In this study, patients using intermittent catheterization had significantly lower rates of urological-related hospitalizations and complications compared to those using indwelling catheters. These findings were consistent with multivariate regression analysis results, which showed that intermittent catheterization was associated with a lower risk of UTIs and urinary stones compared to indwelling catheter use, aligning with international findings40,41,42,43. Crescenze et al. reported that patients using indwelling catheters had a higher rate of urological-related hospitalizations (26.3%) than those using intermittent catheterization (15.7%) over a one-year follow-up period40. Similarly, Weld et al. found that intermittent catheterization was linked to the lowest complication rates, including significantly reduced incidences of epididymitis, pyelonephritis, and bladder stones, compared to urethral indwelling catheters42. Krebs et al. showed that urethral indwelling catheters carried a higher risk of UTIs than intermittent catheterization, with long-term use being a key predictor of symptomatic UTIs in individuals with NLUTD. However, the incidence of UTI related to intermittent catheterization in China remains relatively high compared to previous studies. Another study from China also reported a high rate of UTIs in patients undergoing intermittent catheterization13. Possible contributing factors include catheter reuse, inadequate hand hygiene, and insufficient cleansing of the urethral meatus. Therefore, proper training and education are essential to ensure patients using intermittent catheterization adopt correct techniques and adhere to standardized procedures.
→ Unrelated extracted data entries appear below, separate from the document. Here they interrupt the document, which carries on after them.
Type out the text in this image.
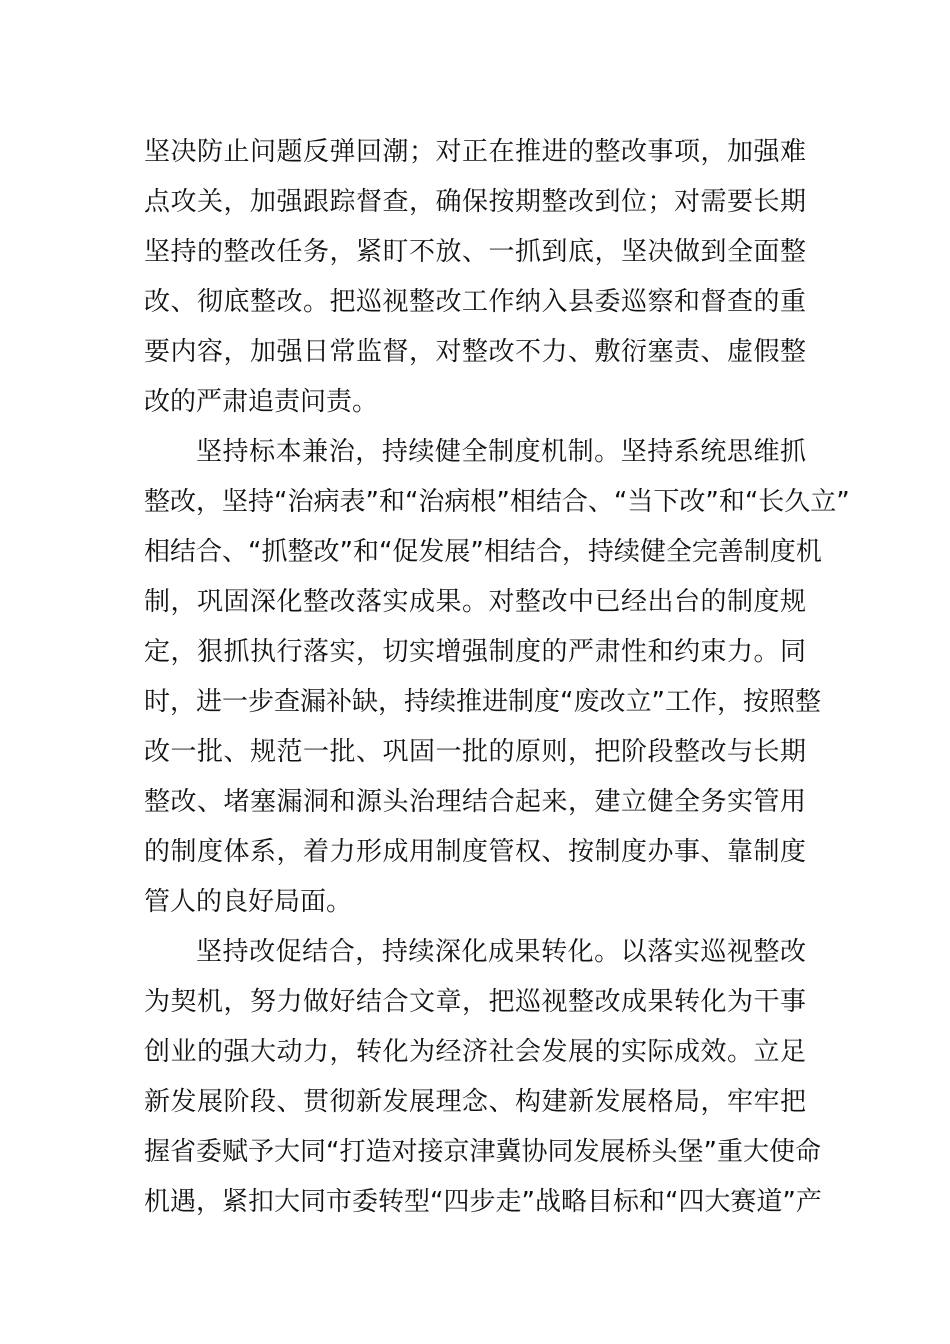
坚决防止问题反弹回潮；对正在推进的整改事项，加强难
点攻关，加强跟踪督查，确保按期整改到位；对需要长期
坚持的整改任务，紧盯不放、一抓到底，坚决做到全面整
改、彻底整改。把巡视整改工作纳入县委巡察和督查的重
要内容，加强日常监督，对整改不力、敷衍塞责、虚假整
改的严肃追责问责。
坚持标本兼治，持续健全制度机制。坚持系统思维抓
整改，坚持“治病表”和“治病根”相结合、“当下改”和“长久立”
相结合、“抓整改”和“促发展”相结合，持续健全完善制度机
制，巩固深化整改落实成果。对整改中已经出台的制度规
定，狠抓执行落实，切实增强制度的严肃性和约束力。同
时，进一步查漏补缺，持续推进制度“废改立”工作，按照整
改一批、规范一批、巩固一批的原则，把阶段整改与长期
整改、堵塞漏洞和源头治理结合起来，建立健全务实管用
的制度体系，着力形成用制度管权、按制度办事、靠制度
管人的良好局面。
坚持改促结合，持续深化成果转化。以落实巡视整改
为契机，努力做好结合文章，把巡视整改成果转化为干事
创业的强大动力，转化为经济社会发展的实际成效。立足
新发展阶段、贯彻新发展理念、构建新发展格局，牢牢把
握省委赋予大同“打造对接京津冀协同发展桥头堡”重大使命
机遇，紧扣大同市委转型“四步走”战略目标和“四大赛道”产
This study represents the first comprehensive, multicenter retrospective analysis in China examining bladder management and associated complications of NLUTD in both TSCI and NTSCI during the chronic phase. However, several limitations must be acknowledged. As a hospital-based study, the findings may not be generalizable to the broader population. The retrospective design may also introduce recall bias. Despite the heterogeneity of etiologies in NTSCI, subgroup analysis was not conducted due to limited data. Additionally, the sample size remains relatively small, highlighting the need for larger, population-based studies in the future.

Conclusion

The high prevalence of urological and bowel-related complications among Chinese SCI patients requires greater societal attention. In bladder management, intermittent catheterization may offer more benefits than indwelling catheterization. Further research and guidance are necessary to promote standardized intermittent catheterization as the primary bladder management strategy among SCI patients.